Aliás, o padre Costa Ferreira, muito inteligentemente, aproveitou a
oportunidade para obter uma forma de financiar as diversas obras de que a
igreja estava bem carenciada. Em Novembro desse ano tiveram lugar as primeiras
festas religiosas ao S. Martinho, acompanhadas, claro está, com festas
populares. “A Voz da Figueira” relatava, assim, o acontecimento: “O povo de Tavarede, por iniciativa do seu pároco, Revº. Manuel Joaquim da
Costa Ferreira, vai fazer reviver, este ano, a antiga festa ao orago da
freguesia – S. Martinho – cuja imagem, depois de ter estado durante dezenas de
anos, retirada do culto e até depositada no Museu da Figueira, acaba de ser
restaurada e vai de novo ser colocada no lugar que lhe pertence”.
Termino
estas recordações com uma breve evocação do Natal. Era um dia querido por
todos. Dias antes, íamos “roubar” um pequeno pinheirinho para fazermos a árvore
de Natal e apanhar musgo para o presépio. A árvore era enfeitada com uns fiosinhos,
algodão a fingir de neve e, pendurados por aqui e ali uns pacotitos de bombons
e pequenas tabletes de chocolates. Para nós, era um encanto. No dia de Natal,
manhã cedo, lá íamos ver se o Menino Jesus não se tinha esquecido de nós. E
não. Lá estava alguma roupa e mais alguns chocolates.
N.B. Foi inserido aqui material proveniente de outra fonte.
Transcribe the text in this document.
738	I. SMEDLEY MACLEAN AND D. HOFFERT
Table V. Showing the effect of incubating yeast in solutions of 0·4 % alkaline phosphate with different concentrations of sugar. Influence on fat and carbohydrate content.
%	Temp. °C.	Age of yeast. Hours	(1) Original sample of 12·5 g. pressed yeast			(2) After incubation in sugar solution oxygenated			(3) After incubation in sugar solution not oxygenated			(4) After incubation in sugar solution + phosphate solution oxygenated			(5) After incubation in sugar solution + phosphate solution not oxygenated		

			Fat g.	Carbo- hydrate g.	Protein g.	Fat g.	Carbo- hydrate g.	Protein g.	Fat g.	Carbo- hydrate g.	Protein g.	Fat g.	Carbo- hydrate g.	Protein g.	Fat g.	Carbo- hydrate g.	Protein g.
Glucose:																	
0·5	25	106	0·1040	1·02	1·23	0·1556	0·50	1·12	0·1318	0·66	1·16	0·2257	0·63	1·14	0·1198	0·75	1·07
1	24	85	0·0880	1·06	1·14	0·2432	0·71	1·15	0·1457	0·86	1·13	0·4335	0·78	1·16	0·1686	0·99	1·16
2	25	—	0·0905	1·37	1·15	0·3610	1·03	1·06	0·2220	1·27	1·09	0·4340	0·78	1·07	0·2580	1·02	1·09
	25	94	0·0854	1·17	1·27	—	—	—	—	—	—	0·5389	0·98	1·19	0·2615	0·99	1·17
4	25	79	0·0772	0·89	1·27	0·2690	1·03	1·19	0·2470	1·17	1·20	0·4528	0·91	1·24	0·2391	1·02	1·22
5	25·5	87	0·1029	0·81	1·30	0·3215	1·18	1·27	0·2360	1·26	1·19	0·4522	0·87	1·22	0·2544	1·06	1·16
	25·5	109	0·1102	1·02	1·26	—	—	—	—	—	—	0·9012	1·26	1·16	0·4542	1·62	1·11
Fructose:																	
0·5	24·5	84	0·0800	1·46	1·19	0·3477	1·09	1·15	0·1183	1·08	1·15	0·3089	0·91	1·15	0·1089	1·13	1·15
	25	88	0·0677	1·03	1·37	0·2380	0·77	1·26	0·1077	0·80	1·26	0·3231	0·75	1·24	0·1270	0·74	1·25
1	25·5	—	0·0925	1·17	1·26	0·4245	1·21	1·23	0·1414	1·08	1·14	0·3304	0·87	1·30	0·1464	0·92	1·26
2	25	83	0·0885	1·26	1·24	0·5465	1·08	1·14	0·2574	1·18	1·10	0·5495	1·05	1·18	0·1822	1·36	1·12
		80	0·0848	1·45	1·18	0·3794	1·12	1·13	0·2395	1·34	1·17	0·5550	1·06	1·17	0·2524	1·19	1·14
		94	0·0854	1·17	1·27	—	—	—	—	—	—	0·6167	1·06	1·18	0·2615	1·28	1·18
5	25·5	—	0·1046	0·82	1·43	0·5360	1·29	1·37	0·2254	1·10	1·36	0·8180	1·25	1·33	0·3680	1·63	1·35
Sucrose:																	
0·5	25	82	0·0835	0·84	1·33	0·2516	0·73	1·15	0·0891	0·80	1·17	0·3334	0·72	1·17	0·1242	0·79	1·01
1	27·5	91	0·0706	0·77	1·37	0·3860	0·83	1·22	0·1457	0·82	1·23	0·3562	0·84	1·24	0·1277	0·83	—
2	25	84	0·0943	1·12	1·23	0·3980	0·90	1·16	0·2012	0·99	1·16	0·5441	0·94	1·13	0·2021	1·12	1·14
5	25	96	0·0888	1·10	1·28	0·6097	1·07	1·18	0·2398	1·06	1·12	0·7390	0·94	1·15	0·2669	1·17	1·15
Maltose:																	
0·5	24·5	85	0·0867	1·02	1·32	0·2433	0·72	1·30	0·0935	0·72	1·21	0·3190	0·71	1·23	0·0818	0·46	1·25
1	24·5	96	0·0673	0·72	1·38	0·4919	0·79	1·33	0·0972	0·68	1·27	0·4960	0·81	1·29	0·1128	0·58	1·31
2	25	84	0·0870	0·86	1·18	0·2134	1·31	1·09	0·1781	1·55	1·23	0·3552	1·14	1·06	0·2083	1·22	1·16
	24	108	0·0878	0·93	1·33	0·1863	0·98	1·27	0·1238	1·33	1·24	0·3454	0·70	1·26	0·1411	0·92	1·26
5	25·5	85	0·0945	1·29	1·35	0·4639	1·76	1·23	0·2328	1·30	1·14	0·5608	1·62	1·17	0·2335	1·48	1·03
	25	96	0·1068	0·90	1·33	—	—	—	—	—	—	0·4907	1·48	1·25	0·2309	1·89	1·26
Na véspera, de tarde, era grande a azáfama nas nossas casas,
pois chegava a hora de fazer as tortas doces. Farinha, açúcar, abóbora menina,
as passas de uvas, nozes, que partíamos aos bocadinhos, pinhões, etc. Quase
todas as casas tinham um pequeno forno, que era, então, aquecido a lenha,
enquanto a massa levedava. Nessa noite havia sempre teatro e toda a família ia
ver. Depois de terminado o espectáculo, regressávamos a casa e eram horas de
fritar os filhós, que já estavam prontinhos a ir para a sertã. Polvilhados com
açucar amarelo e acompanhados por uma enorme caneca de café de cevada, era a
consoada da maior parte das famílias tavaredenses.